Part of the reason for the emergence of larger schools is that students are reevaluating the cost of their college education. Rosenblum sees many students now evaluating if they are getting what they’re paying for with respect to their educational investment.

“With the large Tier 1 schools the answer is generally yes, because, among many other reasons, there is a network of successful alumni that will help them get a higher paying job as a postgraduate,” says Rosenblum, who focuses on Tier 1 schools and student housing in urban cores. “With smaller or more regional colleges, people are not seeing the same benefit when they go out into the job market, but they are saddled with the same amount of debt.”

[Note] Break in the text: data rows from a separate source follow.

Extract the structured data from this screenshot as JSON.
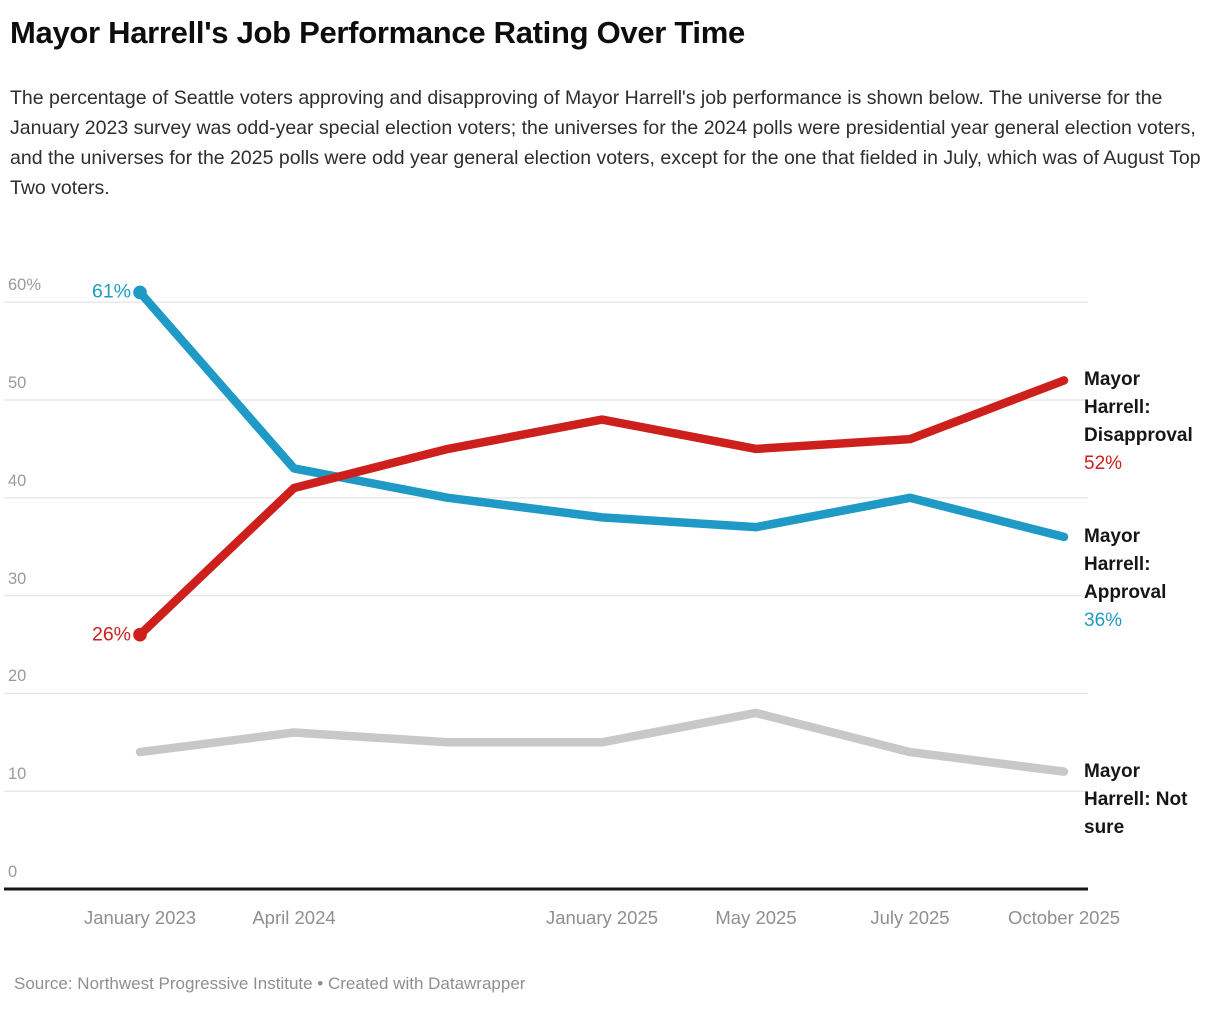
{
  "header": {
    "title": "Mayor Harrell's Job Performance Rating Over Time",
    "description": "The percentage of Seattle voters approving and disapproving of Mayor Harrell's job performance is shown below. The universe for the January 2023 survey was odd-year special election voters; the universes for the 2024 polls were presidential year general election voters, and the universes for the 2025 polls were odd year general election voters, except for the one that fielded in July, which was of August Top Two voters.",
    "text_color": "#2e2e2e"
  },
  "chart_data": {
    "type": "line",
    "title": "Mayor Harrell's Job Performance Rating Over Time",
    "x_tick_labels": [
      "January 2023",
      "April 2024",
      "",
      "January 2025",
      "May 2025",
      "July 2025",
      "October 2025"
    ],
    "y_ticks": [
      {
        "value": 0,
        "label": "0"
      },
      {
        "value": 10,
        "label": "10"
      },
      {
        "value": 20,
        "label": "20"
      },
      {
        "value": 30,
        "label": "30"
      },
      {
        "value": 40,
        "label": "40"
      },
      {
        "value": 50,
        "label": "50"
      },
      {
        "value": 60,
        "label": "60%"
      }
    ],
    "ylim": [
      0,
      63
    ],
    "grid": "horizontal",
    "legend_position": "line-ends-right",
    "series": [
      {
        "name": "Mayor Harrell: Approval",
        "color": "#1f9ac6",
        "values": [
          61,
          43,
          40,
          38,
          37,
          40,
          36
        ],
        "start_label": "61%",
        "start_dot": true,
        "end_label_lines": [
          "Mayor",
          "Harrell:",
          "Approval"
        ],
        "end_value_label": "36%"
      },
      {
        "name": "Mayor Harrell: Disapproval",
        "color": "#cd201c",
        "values": [
          26,
          41,
          45,
          48,
          45,
          46,
          52
        ],
        "start_label": "26%",
        "start_dot": true,
        "end_label_lines": [
          "Mayor",
          "Harrell:",
          "Disapproval"
        ],
        "end_value_label": "52%"
      },
      {
        "name": "Mayor Harrell: Not sure",
        "color": "#c8c8c8",
        "values": [
          14,
          16,
          15,
          15,
          18,
          14,
          12
        ],
        "start_label": null,
        "start_dot": false,
        "end_label_lines": [
          "Mayor",
          "Harrell: Not",
          "sure"
        ],
        "end_value_label": null
      }
    ],
    "gridline_color": "#e7e7e7",
    "baseline_color": "#161616"
  },
  "footer": {
    "text": "Source: Northwest Progressive Institute • Created with Datawrapper"
  }
}
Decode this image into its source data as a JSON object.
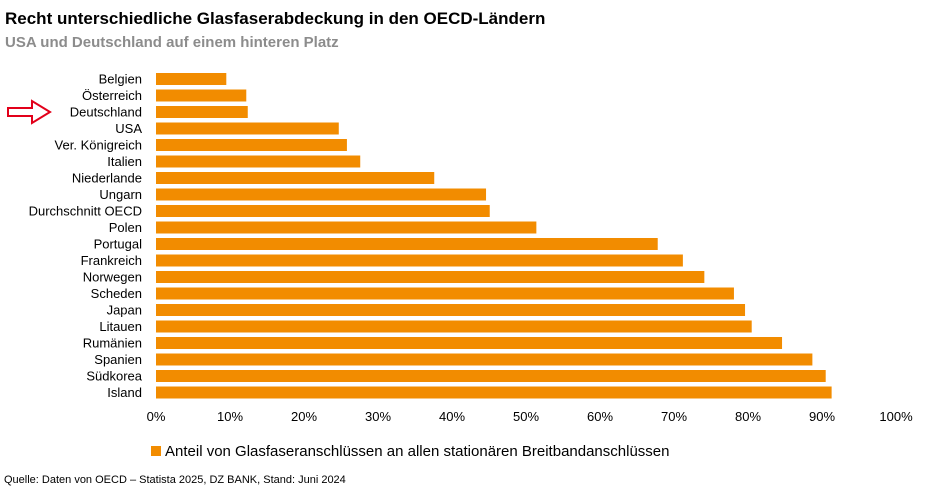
{
  "title": "Recht unterschiedliche Glasfaserabdeckung in den OECD-Ländern",
  "subtitle": "USA und Deutschland auf einem hinteren Platz",
  "source": "Quelle: Daten von OECD – Statista 2025, DZ BANK, Stand: Juni 2024",
  "colors": {
    "bar": "#F28C00",
    "arrow": "#E2001A"
  },
  "chart_data": {
    "type": "bar",
    "orientation": "horizontal",
    "categories": [
      "Belgien",
      "Österreich",
      "Deutschland",
      "USA",
      "Ver. Königreich",
      "Italien",
      "Niederlande",
      "Ungarn",
      "Durchschnitt OECD",
      "Polen",
      "Portugal",
      "Frankreich",
      "Norwegen",
      "Scheden",
      "Japan",
      "Litauen",
      "Rumänien",
      "Spanien",
      "Südkorea",
      "Island"
    ],
    "series": [
      {
        "name": "Anteil von Glasfaseranschlüssen an allen stationären Breitbandanschlüssen",
        "values": [
          9.5,
          12.2,
          12.4,
          24.7,
          25.8,
          27.6,
          37.6,
          44.6,
          45.1,
          51.4,
          67.8,
          71.2,
          74.1,
          78.1,
          79.6,
          80.5,
          84.6,
          88.7,
          90.5,
          91.3
        ]
      }
    ],
    "xlim": [
      0,
      100
    ],
    "xticks": [
      "0%",
      "10%",
      "20%",
      "30%",
      "40%",
      "50%",
      "60%",
      "70%",
      "80%",
      "90%",
      "100%"
    ],
    "grid": false,
    "legend_position": "bottom",
    "annotations": [
      {
        "type": "arrow",
        "target": "Deutschland"
      }
    ]
  }
}
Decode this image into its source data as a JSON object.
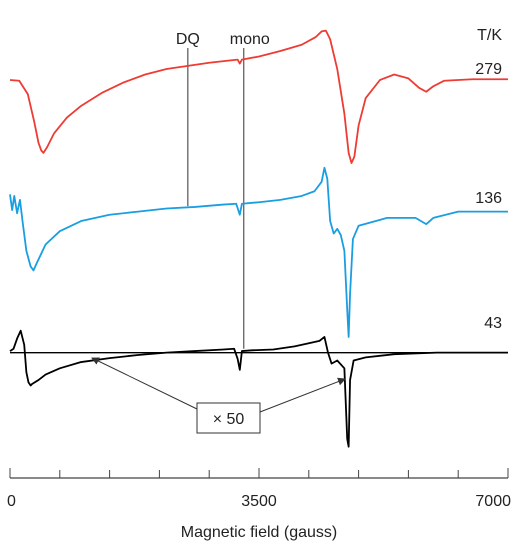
{
  "chart_data": {
    "type": "line",
    "xlabel": "Magnetic field (gauss)",
    "xlim": [
      0,
      7000
    ],
    "ylim": [
      -1.6,
      4.45
    ],
    "x_ticks_labeled": [
      0,
      3500,
      7000
    ],
    "x_ticks_minor": [
      700,
      1400,
      2100,
      2800,
      4200,
      4900,
      5600,
      6300
    ],
    "grid": false,
    "temperature_header": "T/K",
    "markers": [
      {
        "label": "DQ",
        "x": 2500
      },
      {
        "label": "mono",
        "x": 3230
      }
    ],
    "inset_label": "× 50",
    "series": [
      {
        "name": "279",
        "color": "#ee3b33",
        "points": [
          [
            0,
            3.48
          ],
          [
            130,
            3.47
          ],
          [
            250,
            3.3
          ],
          [
            340,
            2.95
          ],
          [
            400,
            2.68
          ],
          [
            440,
            2.58
          ],
          [
            470,
            2.55
          ],
          [
            520,
            2.62
          ],
          [
            620,
            2.8
          ],
          [
            800,
            3.0
          ],
          [
            1000,
            3.15
          ],
          [
            1300,
            3.32
          ],
          [
            1600,
            3.45
          ],
          [
            1900,
            3.55
          ],
          [
            2200,
            3.62
          ],
          [
            2500,
            3.66
          ],
          [
            2800,
            3.7
          ],
          [
            3100,
            3.73
          ],
          [
            3200,
            3.74
          ],
          [
            3230,
            3.69
          ],
          [
            3260,
            3.74
          ],
          [
            3500,
            3.78
          ],
          [
            3800,
            3.85
          ],
          [
            4100,
            3.93
          ],
          [
            4300,
            4.03
          ],
          [
            4380,
            4.1
          ],
          [
            4440,
            4.11
          ],
          [
            4500,
            4.0
          ],
          [
            4600,
            3.62
          ],
          [
            4700,
            3.05
          ],
          [
            4760,
            2.55
          ],
          [
            4800,
            2.42
          ],
          [
            4840,
            2.5
          ],
          [
            4900,
            2.9
          ],
          [
            5000,
            3.25
          ],
          [
            5200,
            3.48
          ],
          [
            5400,
            3.55
          ],
          [
            5600,
            3.5
          ],
          [
            5750,
            3.38
          ],
          [
            5850,
            3.33
          ],
          [
            5950,
            3.4
          ],
          [
            6100,
            3.47
          ],
          [
            6500,
            3.49
          ],
          [
            7000,
            3.49
          ]
        ]
      },
      {
        "name": "136",
        "color": "#1a9ee2",
        "points": [
          [
            0,
            2.02
          ],
          [
            30,
            1.82
          ],
          [
            60,
            2.0
          ],
          [
            100,
            1.78
          ],
          [
            140,
            1.95
          ],
          [
            180,
            1.65
          ],
          [
            230,
            1.3
          ],
          [
            290,
            1.1
          ],
          [
            330,
            1.05
          ],
          [
            380,
            1.15
          ],
          [
            500,
            1.38
          ],
          [
            700,
            1.55
          ],
          [
            1000,
            1.68
          ],
          [
            1400,
            1.76
          ],
          [
            1800,
            1.8
          ],
          [
            2200,
            1.84
          ],
          [
            2600,
            1.86
          ],
          [
            3000,
            1.89
          ],
          [
            3180,
            1.9
          ],
          [
            3230,
            1.76
          ],
          [
            3260,
            1.9
          ],
          [
            3500,
            1.92
          ],
          [
            3800,
            1.95
          ],
          [
            4100,
            2.0
          ],
          [
            4280,
            2.06
          ],
          [
            4380,
            2.18
          ],
          [
            4420,
            2.36
          ],
          [
            4460,
            2.22
          ],
          [
            4500,
            1.68
          ],
          [
            4550,
            1.52
          ],
          [
            4600,
            1.58
          ],
          [
            4650,
            1.5
          ],
          [
            4700,
            1.3
          ],
          [
            4740,
            0.55
          ],
          [
            4760,
            0.2
          ],
          [
            4780,
            0.75
          ],
          [
            4820,
            1.45
          ],
          [
            4900,
            1.62
          ],
          [
            5300,
            1.72
          ],
          [
            5700,
            1.72
          ],
          [
            5850,
            1.64
          ],
          [
            5950,
            1.72
          ],
          [
            6300,
            1.8
          ],
          [
            7000,
            1.8
          ]
        ]
      },
      {
        "name": "43",
        "color": "#000000",
        "points": [
          [
            0,
            0.02
          ],
          [
            50,
            0.05
          ],
          [
            100,
            0.18
          ],
          [
            150,
            0.28
          ],
          [
            200,
            0.1
          ],
          [
            230,
            -0.25
          ],
          [
            260,
            -0.38
          ],
          [
            290,
            -0.42
          ],
          [
            310,
            -0.4
          ],
          [
            400,
            -0.35
          ],
          [
            500,
            -0.28
          ],
          [
            700,
            -0.2
          ],
          [
            1000,
            -0.12
          ],
          [
            1400,
            -0.07
          ],
          [
            1800,
            -0.03
          ],
          [
            2200,
            0.0
          ],
          [
            2600,
            0.02
          ],
          [
            3000,
            0.04
          ],
          [
            3150,
            0.05
          ],
          [
            3200,
            -0.08
          ],
          [
            3230,
            -0.22
          ],
          [
            3260,
            0.02
          ],
          [
            3400,
            0.03
          ],
          [
            3700,
            0.04
          ],
          [
            4000,
            0.08
          ],
          [
            4200,
            0.12
          ],
          [
            4350,
            0.15
          ],
          [
            4420,
            0.2
          ],
          [
            4470,
            0.0
          ],
          [
            4520,
            -0.14
          ],
          [
            4600,
            -0.1
          ],
          [
            4700,
            -0.2
          ],
          [
            4740,
            -1.1
          ],
          [
            4760,
            -1.2
          ],
          [
            4780,
            -0.35
          ],
          [
            4830,
            -0.1
          ],
          [
            5000,
            -0.06
          ],
          [
            5400,
            -0.02
          ],
          [
            6000,
            0.0
          ],
          [
            7000,
            0.0
          ]
        ]
      }
    ],
    "baseline_x50": {
      "color": "#000000",
      "points": [
        [
          0,
          0.0
        ],
        [
          7000,
          0.0
        ]
      ]
    }
  }
}
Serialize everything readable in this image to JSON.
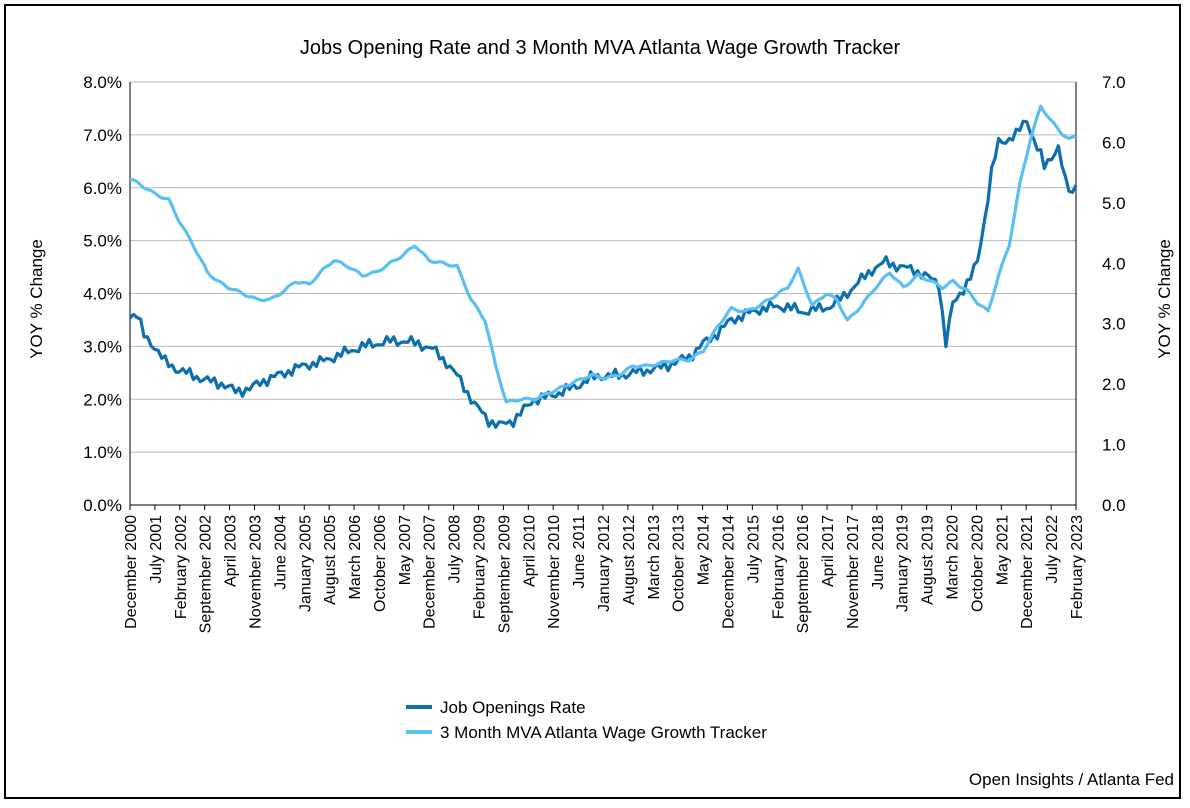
{
  "chart_data": {
    "type": "line",
    "title": "Jobs Opening Rate and 3 Month MVA Atlanta Wage Growth Tracker",
    "ylabel_left": "YOY % Change",
    "ylabel_right": "YOY % Change",
    "source": "Open Insights / Atlanta Fed",
    "y_left": {
      "ticks": [
        "0.0%",
        "1.0%",
        "2.0%",
        "3.0%",
        "4.0%",
        "5.0%",
        "6.0%",
        "7.0%",
        "8.0%"
      ],
      "lim": [
        0,
        8
      ]
    },
    "y_right": {
      "ticks": [
        "0.0",
        "1.0",
        "2.0",
        "3.0",
        "4.0",
        "5.0",
        "6.0",
        "7.0"
      ],
      "lim": [
        0,
        7
      ]
    },
    "x_ticks": [
      "December 2000",
      "July 2001",
      "February 2002",
      "September 2002",
      "April 2003",
      "November 2003",
      "June 2004",
      "January 2005",
      "August 2005",
      "March 2006",
      "October 2006",
      "May 2007",
      "December 2007",
      "July 2008",
      "February 2009",
      "September 2009",
      "April 2010",
      "November 2010",
      "June 2011",
      "January 2012",
      "August 2012",
      "March 2013",
      "October 2013",
      "May 2014",
      "December 2014",
      "July 2015",
      "February 2016",
      "September 2016",
      "April 2017",
      "November 2017",
      "June 2018",
      "January 2019",
      "August 2019",
      "March 2020",
      "October 2020",
      "May 2021",
      "December 2021",
      "July 2022",
      "February 2023"
    ],
    "grid": true,
    "legend_position": "bottom",
    "series": [
      {
        "name": "Job Openings Rate",
        "axis": "left",
        "color": "#0d6fae",
        "points": [
          [
            "2000-12",
            3.6
          ],
          [
            "2001-02",
            3.6
          ],
          [
            "2001-04",
            3.2
          ],
          [
            "2001-07",
            3.0
          ],
          [
            "2001-10",
            2.7
          ],
          [
            "2002-02",
            2.55
          ],
          [
            "2002-06",
            2.45
          ],
          [
            "2002-10",
            2.35
          ],
          [
            "2003-02",
            2.3
          ],
          [
            "2003-06",
            2.15
          ],
          [
            "2003-10",
            2.2
          ],
          [
            "2004-02",
            2.35
          ],
          [
            "2004-06",
            2.45
          ],
          [
            "2004-10",
            2.55
          ],
          [
            "2005-02",
            2.65
          ],
          [
            "2005-06",
            2.7
          ],
          [
            "2005-10",
            2.8
          ],
          [
            "2006-02",
            2.9
          ],
          [
            "2006-06",
            3.0
          ],
          [
            "2006-10",
            3.05
          ],
          [
            "2007-02",
            3.1
          ],
          [
            "2007-06",
            3.1
          ],
          [
            "2007-10",
            3.05
          ],
          [
            "2008-02",
            2.95
          ],
          [
            "2008-06",
            2.7
          ],
          [
            "2008-10",
            2.35
          ],
          [
            "2009-02",
            1.9
          ],
          [
            "2009-06",
            1.6
          ],
          [
            "2009-09",
            1.5
          ],
          [
            "2010-01",
            1.6
          ],
          [
            "2010-04",
            1.8
          ],
          [
            "2010-07",
            2.0
          ],
          [
            "2010-11",
            2.05
          ],
          [
            "2011-03",
            2.15
          ],
          [
            "2011-07",
            2.25
          ],
          [
            "2011-11",
            2.4
          ],
          [
            "2012-03",
            2.45
          ],
          [
            "2012-07",
            2.45
          ],
          [
            "2012-11",
            2.5
          ],
          [
            "2013-03",
            2.55
          ],
          [
            "2013-07",
            2.6
          ],
          [
            "2013-11",
            2.7
          ],
          [
            "2014-03",
            2.8
          ],
          [
            "2014-07",
            3.05
          ],
          [
            "2014-11",
            3.25
          ],
          [
            "2015-03",
            3.5
          ],
          [
            "2015-07",
            3.6
          ],
          [
            "2015-11",
            3.7
          ],
          [
            "2016-03",
            3.75
          ],
          [
            "2016-07",
            3.75
          ],
          [
            "2016-11",
            3.65
          ],
          [
            "2017-03",
            3.7
          ],
          [
            "2017-07",
            3.75
          ],
          [
            "2017-11",
            3.95
          ],
          [
            "2018-03",
            4.2
          ],
          [
            "2018-07",
            4.45
          ],
          [
            "2018-11",
            4.6
          ],
          [
            "2019-03",
            4.5
          ],
          [
            "2019-07",
            4.45
          ],
          [
            "2019-11",
            4.3
          ],
          [
            "2020-02",
            4.2
          ],
          [
            "2020-04",
            3.05
          ],
          [
            "2020-06",
            3.8
          ],
          [
            "2020-08",
            4.0
          ],
          [
            "2020-11",
            4.3
          ],
          [
            "2021-01",
            4.6
          ],
          [
            "2021-03",
            5.4
          ],
          [
            "2021-05",
            6.3
          ],
          [
            "2021-07",
            6.85
          ],
          [
            "2021-09",
            6.9
          ],
          [
            "2021-12",
            7.0
          ],
          [
            "2022-03",
            7.3
          ],
          [
            "2022-05",
            6.9
          ],
          [
            "2022-07",
            6.6
          ],
          [
            "2022-08",
            6.4
          ],
          [
            "2022-10",
            6.6
          ],
          [
            "2022-12",
            6.75
          ],
          [
            "2023-02",
            6.1
          ],
          [
            "2023-04",
            5.9
          ],
          [
            "2023-05",
            6.05
          ]
        ]
      },
      {
        "name": "3 Month MVA Atlanta Wage Growth Tracker",
        "axis": "right",
        "color": "#5bbff2",
        "points": [
          [
            "2000-12",
            5.4
          ],
          [
            "2001-03",
            5.3
          ],
          [
            "2001-07",
            5.15
          ],
          [
            "2001-11",
            5.05
          ],
          [
            "2002-02",
            4.7
          ],
          [
            "2002-06",
            4.3
          ],
          [
            "2002-10",
            3.85
          ],
          [
            "2003-01",
            3.7
          ],
          [
            "2003-04",
            3.6
          ],
          [
            "2003-08",
            3.5
          ],
          [
            "2003-12",
            3.4
          ],
          [
            "2004-04",
            3.4
          ],
          [
            "2004-08",
            3.55
          ],
          [
            "2004-11",
            3.7
          ],
          [
            "2005-03",
            3.65
          ],
          [
            "2005-07",
            3.9
          ],
          [
            "2005-10",
            4.05
          ],
          [
            "2006-02",
            3.95
          ],
          [
            "2006-06",
            3.8
          ],
          [
            "2006-10",
            3.85
          ],
          [
            "2007-02",
            4.0
          ],
          [
            "2007-06",
            4.15
          ],
          [
            "2007-09",
            4.3
          ],
          [
            "2008-01",
            4.05
          ],
          [
            "2008-05",
            4.0
          ],
          [
            "2008-09",
            3.95
          ],
          [
            "2009-01",
            3.4
          ],
          [
            "2009-05",
            3.05
          ],
          [
            "2009-08",
            2.3
          ],
          [
            "2009-11",
            1.7
          ],
          [
            "2010-03",
            1.75
          ],
          [
            "2010-07",
            1.75
          ],
          [
            "2010-11",
            1.85
          ],
          [
            "2011-03",
            1.95
          ],
          [
            "2011-07",
            2.05
          ],
          [
            "2011-11",
            2.15
          ],
          [
            "2012-03",
            2.1
          ],
          [
            "2012-07",
            2.15
          ],
          [
            "2012-11",
            2.3
          ],
          [
            "2013-03",
            2.3
          ],
          [
            "2013-07",
            2.35
          ],
          [
            "2013-11",
            2.4
          ],
          [
            "2014-03",
            2.4
          ],
          [
            "2014-07",
            2.55
          ],
          [
            "2014-11",
            2.95
          ],
          [
            "2015-03",
            3.25
          ],
          [
            "2015-07",
            3.2
          ],
          [
            "2015-11",
            3.3
          ],
          [
            "2016-03",
            3.45
          ],
          [
            "2016-07",
            3.6
          ],
          [
            "2016-10",
            3.9
          ],
          [
            "2017-02",
            3.3
          ],
          [
            "2017-06",
            3.5
          ],
          [
            "2017-09",
            3.4
          ],
          [
            "2017-12",
            3.05
          ],
          [
            "2018-04",
            3.3
          ],
          [
            "2018-08",
            3.6
          ],
          [
            "2018-12",
            3.85
          ],
          [
            "2019-04",
            3.6
          ],
          [
            "2019-08",
            3.8
          ],
          [
            "2019-12",
            3.7
          ],
          [
            "2020-03",
            3.6
          ],
          [
            "2020-06",
            3.7
          ],
          [
            "2020-10",
            3.55
          ],
          [
            "2021-01",
            3.35
          ],
          [
            "2021-04",
            3.2
          ],
          [
            "2021-07",
            3.8
          ],
          [
            "2021-10",
            4.3
          ],
          [
            "2022-01",
            5.3
          ],
          [
            "2022-04",
            6.05
          ],
          [
            "2022-07",
            6.6
          ],
          [
            "2022-10",
            6.35
          ],
          [
            "2023-01",
            6.15
          ],
          [
            "2023-03",
            6.05
          ],
          [
            "2023-05",
            6.1
          ]
        ]
      }
    ]
  }
}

Adelman agrees with this take. “Students and parents are selective and want to make sure there is a value proposition to the school they choose,” he says.

Despite potential enrollment problems at smaller schools, there are high net worth individual and family offices that play in the smaller markets and are still very interested in those areas, according to Little. “The issue is big projects in secondary or tertiary markets,” he says. “You need to right-size the project to the market. You have developers building 700 to 800 bed projects in markets of 10,000 to 15,000 FTUG [first time undergraduate]. They are just too big, and the capture ratio is too high.”

Frank says there is a concern among buyers that even if they can get an agency loan to purchase a student community in a less desirable market, they may not be able to sell it down the road.

“You are potentially walking into a situation where even if you bought it [a student housing community] for a six-and-a-half cap [rate], the next guy may have to get a seven-and-a-half cap just to hit the same return,” Frank says.

Those concerns have led to a stalemate between buyers and sellers. “There’s just a big gap between buyer and seller expectations,” Frank says. “In real estate, the best indication of a change in pricing is a drop-off in transaction volume. On the way down, people are sticky on pricing where they don’t want to sell it. But as these loans come due, that’ll be the catalyst to start to force people to sell.”

Little also saw buyer apprehension in late 2019. “We have heard anecdotally that some buyers are pulling their horns in a bit and being careful not to overcommit,” he says.

But he thinks that situation could change into 2020. “I expect the first quarter to be back to business as usual,” Little says. “Remember, these funds still have hundreds of millions of dollars to place every year, and the banks don’t make money not lending.”

Barbara Ballinger contributed to this article.